Nutrient-rich wastewater from the fish tanks is used to irrigate and fertilize nearby family gardens, benefiting the community through access to nutritious fish, onions, spinach and okra, and providing a new source of income.

“I can teach others how to establish and maintain fish farming and vegetable production to earn more income,” said Bukar Suguli, a fish and vegetable farmer, adding that the business has restored livelihoods for the entire community.

The Farmer Field School (FFS), or ‘school without walls’, helps improve the adoption of innovative and sustainable farming practices over the course of a farming season.

It has been widely adopted in Nigeria and throughout Africa as an effective method for agricultural extension services.

Since 2018, FAO has trained more than 100 facilitators and established more than 400 farmer field schools in five Nigerian states.

Participants have reported higher yields of up to 40% compared to other farmers.

At the FFS in Gongulong, women farmers have learned how to overcome local challenges, such as a parasitic weed that destroys cowpea crops.

They have tackled this by planting improved cowpea varieties that are resistant to weeds and have higher yields.

FAO has also launched the FAO Thiaroye Technology (FTT) fish smoking oven for the safe and efficient processing of farmed catfish.

The oven dramatically reduces smoke-related health impacts on female processors compared to older methods, and extends the shelf life of fish by 6 months.

Safe access to cooking fuel is another critical issue being addressed through FAO’s work in Maiduguri.

Women and children who traditionally collect firewood are often at risk of attack when away from their homes.

The Safe Access to Fuel and Energy (SAFE) program was introduced by FAO through training to produce fuel-efficient stoves and briquettes.
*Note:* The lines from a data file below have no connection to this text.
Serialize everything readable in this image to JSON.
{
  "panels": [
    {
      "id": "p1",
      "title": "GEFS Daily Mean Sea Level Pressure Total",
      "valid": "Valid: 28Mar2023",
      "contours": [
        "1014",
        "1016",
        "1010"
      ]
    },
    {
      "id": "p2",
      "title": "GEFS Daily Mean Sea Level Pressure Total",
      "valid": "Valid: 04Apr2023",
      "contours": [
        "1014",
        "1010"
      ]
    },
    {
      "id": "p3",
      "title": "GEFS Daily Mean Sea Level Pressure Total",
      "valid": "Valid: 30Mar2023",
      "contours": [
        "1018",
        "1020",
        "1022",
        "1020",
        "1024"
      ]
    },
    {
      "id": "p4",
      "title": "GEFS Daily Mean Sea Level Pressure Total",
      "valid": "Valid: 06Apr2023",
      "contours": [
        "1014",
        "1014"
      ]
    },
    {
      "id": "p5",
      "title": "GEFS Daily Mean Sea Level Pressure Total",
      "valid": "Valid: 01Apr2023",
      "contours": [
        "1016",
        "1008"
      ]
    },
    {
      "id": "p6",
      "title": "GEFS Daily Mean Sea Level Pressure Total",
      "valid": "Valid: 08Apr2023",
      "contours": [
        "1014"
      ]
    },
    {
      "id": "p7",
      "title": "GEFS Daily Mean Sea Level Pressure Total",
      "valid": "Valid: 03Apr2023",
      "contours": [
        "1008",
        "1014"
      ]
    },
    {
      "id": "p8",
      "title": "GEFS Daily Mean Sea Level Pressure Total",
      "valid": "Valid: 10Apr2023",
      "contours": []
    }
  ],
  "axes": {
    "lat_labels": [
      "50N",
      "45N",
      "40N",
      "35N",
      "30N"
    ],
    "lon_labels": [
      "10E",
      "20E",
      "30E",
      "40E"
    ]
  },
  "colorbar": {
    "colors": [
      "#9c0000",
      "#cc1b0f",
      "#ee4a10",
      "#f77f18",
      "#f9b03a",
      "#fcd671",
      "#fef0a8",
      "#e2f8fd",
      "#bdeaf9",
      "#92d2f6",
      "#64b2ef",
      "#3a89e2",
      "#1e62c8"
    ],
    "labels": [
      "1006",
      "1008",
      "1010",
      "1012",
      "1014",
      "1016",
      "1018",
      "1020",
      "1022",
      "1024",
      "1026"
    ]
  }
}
At the briquetting plant in Gongulong, women are being trained to make and sell stoves and fuel, providing them with a source of income.
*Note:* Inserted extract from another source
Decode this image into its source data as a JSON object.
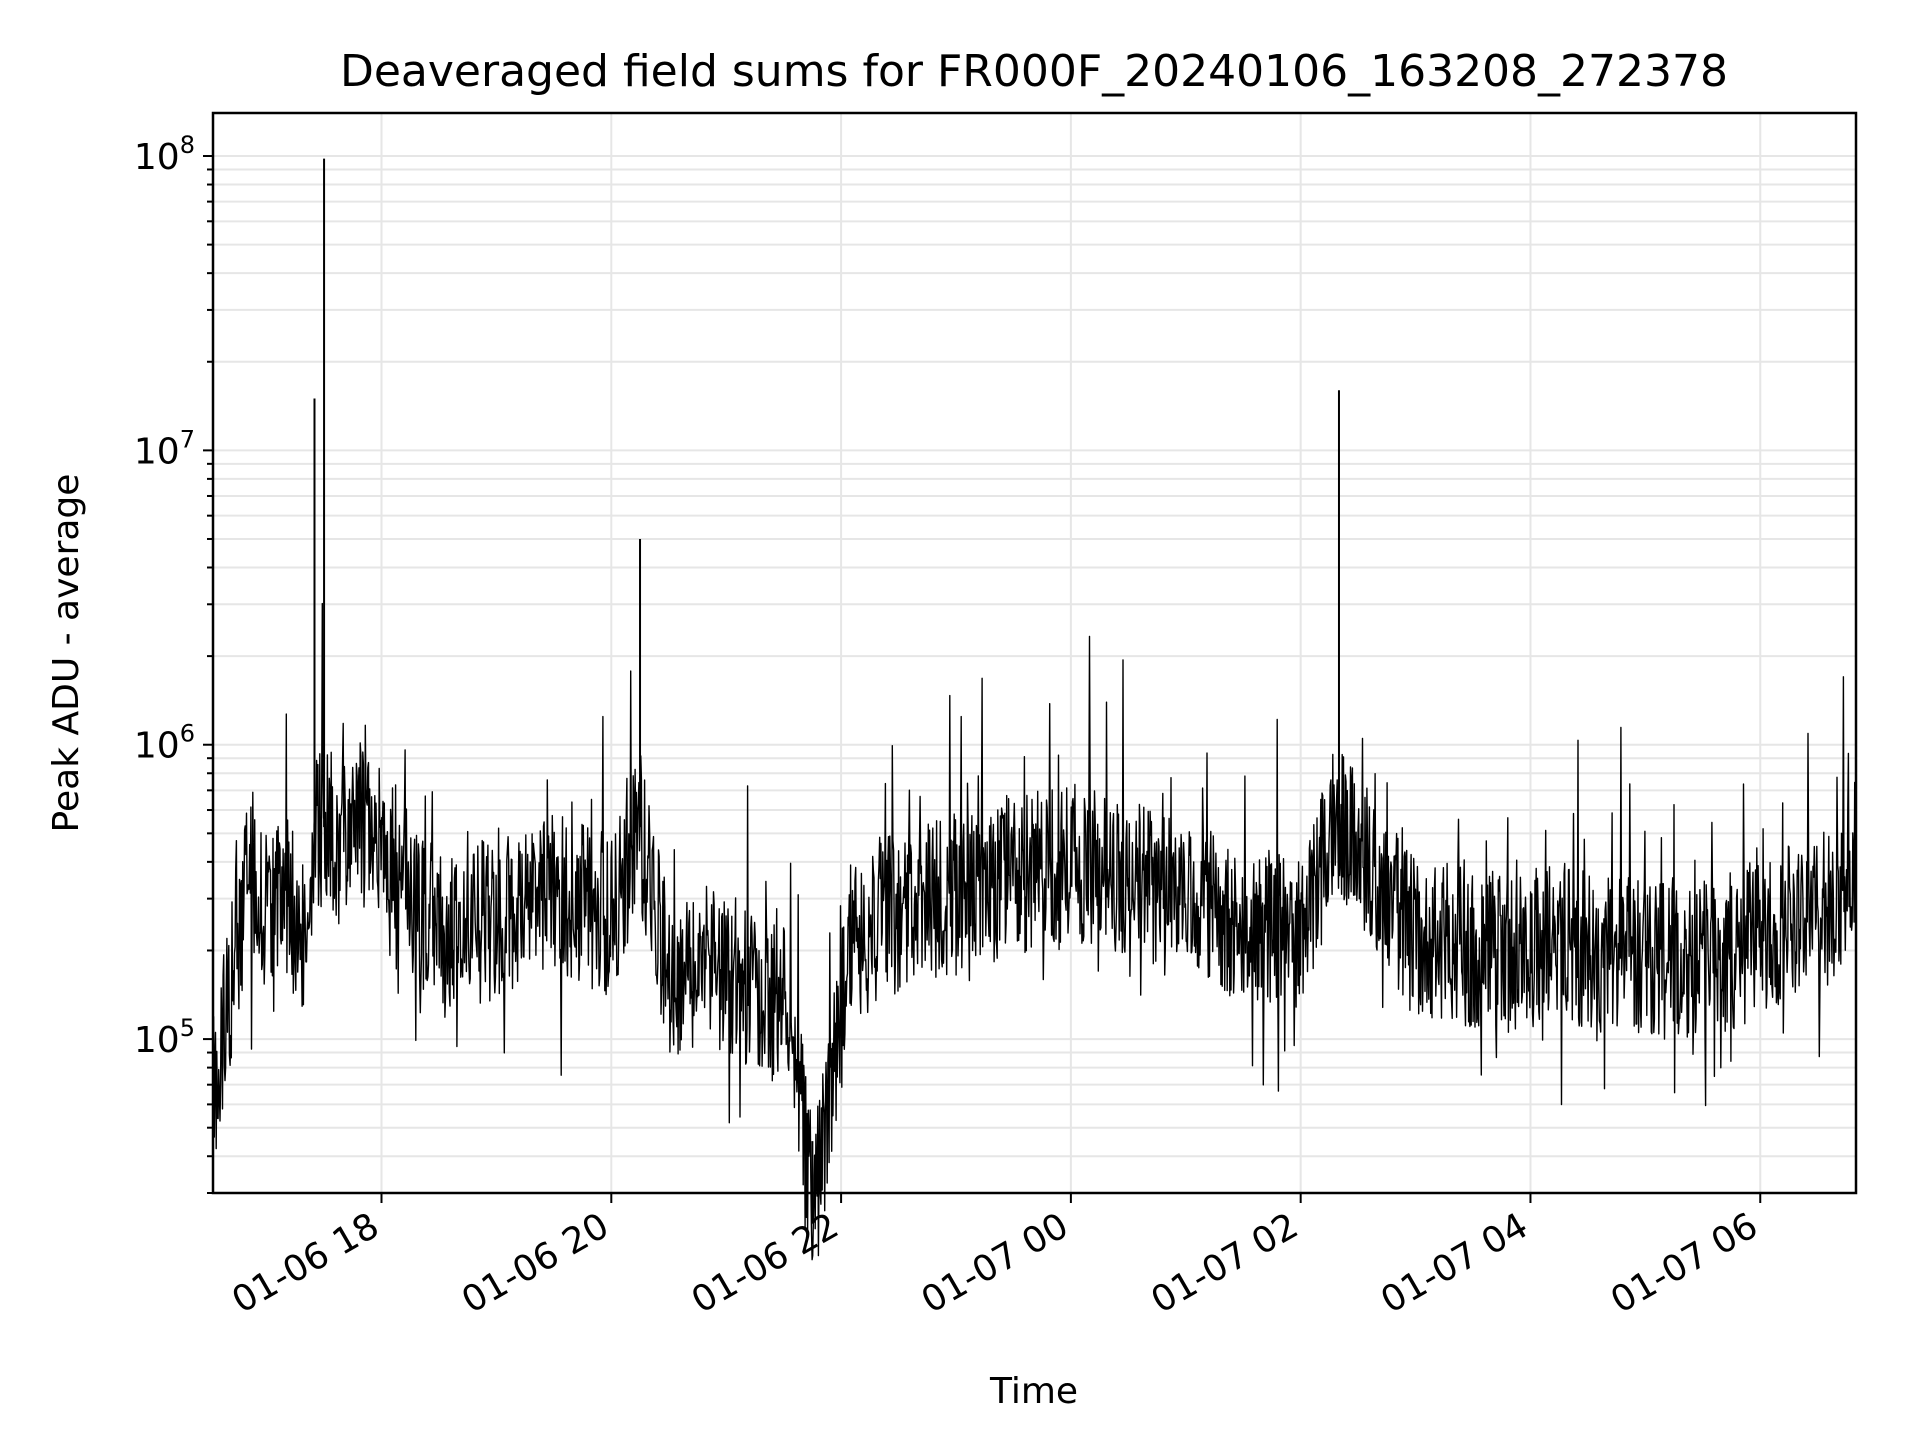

Innovative stoves reduce firewood collection trips from 4 times a week to just over once a week on average, and cut the amount of firewood normally needed in half.

Briquettes use agricultural bio-waste, reducing the need to cut down trees for fuel.

FAO’s work in northeast Nigeria, including Borno State, is funded by Belgium, Canada, the European Union (EU), the European Civil Protection and Humanitarian Aid Operations (ECHO), Germany, Ireland, Japan, Norway, Sweden, Switzerland and the United States Agency for International Development (USAID).

FAO is also collaborating with other United Nations entities in implementing the interventions, including the Central Emergency Response Fund (CERF), the International Fund for Agricultural Development (IFAD), the United Nations High Commissioner for Refugees (UNHCR), the United Nations Children’s Fund (UNICEF), UN Women and the World Food Program.

The visiting delegation includes the FAO Assistant Director-General and Regional Representative for Africa, Abebe Haile-Gabriel, the Deputy Director of the FAO Office of Emergencies and Resilience, Shukri Ahmed, and the FAO Representative in Nigeria, Fred Kafeero.